Analysts currently provide a consensus price target of $26.69 for Levi Strauss & Co., which suggests a potential upside of 36.25%. American Eagle Outfitters has a lower target of $21.75, translating to a potential upside of 17.76%. Given these projections, analysts favor Levi Strauss as the more promising investment.
Profitability metrics further reveal that Levi Strauss & Co. surpasses American Eagle Outfitters in key areas such as net margins, return on equity, and return on assets. This performance indicates that Levi Strauss is likely generating higher profits relative to its revenue and shareholder equity.

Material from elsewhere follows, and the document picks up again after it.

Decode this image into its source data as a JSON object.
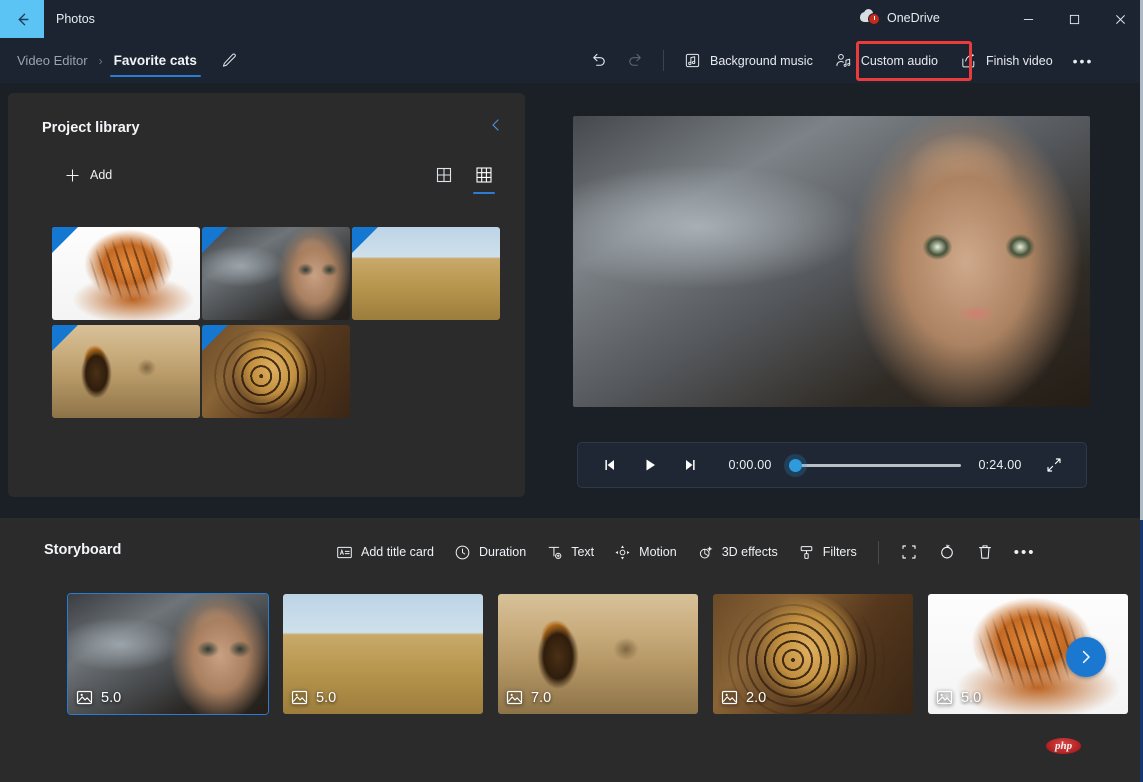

In summary, Levi Strauss & Co. outperforms American Eagle Outfitters in 13 of the 18 factors analyzed, making it a more favorable investment opportunity for those looking at mid-cap retail stocks.
Founded in 1853, Levi Strauss & Co. specializes in designing, marketing, and selling apparel, including jeans, casual wear, and accessories. The company operates in various geographical segments, including the Americas, Europe, and Asia, with its headquarters situated in San Francisco, California.
American Eagle Outfitters, established in 1977, operates as a multi-brand retailer offering a range of products, including jeans, casual wear, and personal care items. It markets products under the American Eagle, Aerie, and other brands through retail stores and digital platforms, with its headquarters located in Pittsburgh, Pennsylvania.
Investors are encouraged to consider these insights when evaluating potential investments in these two retail giants.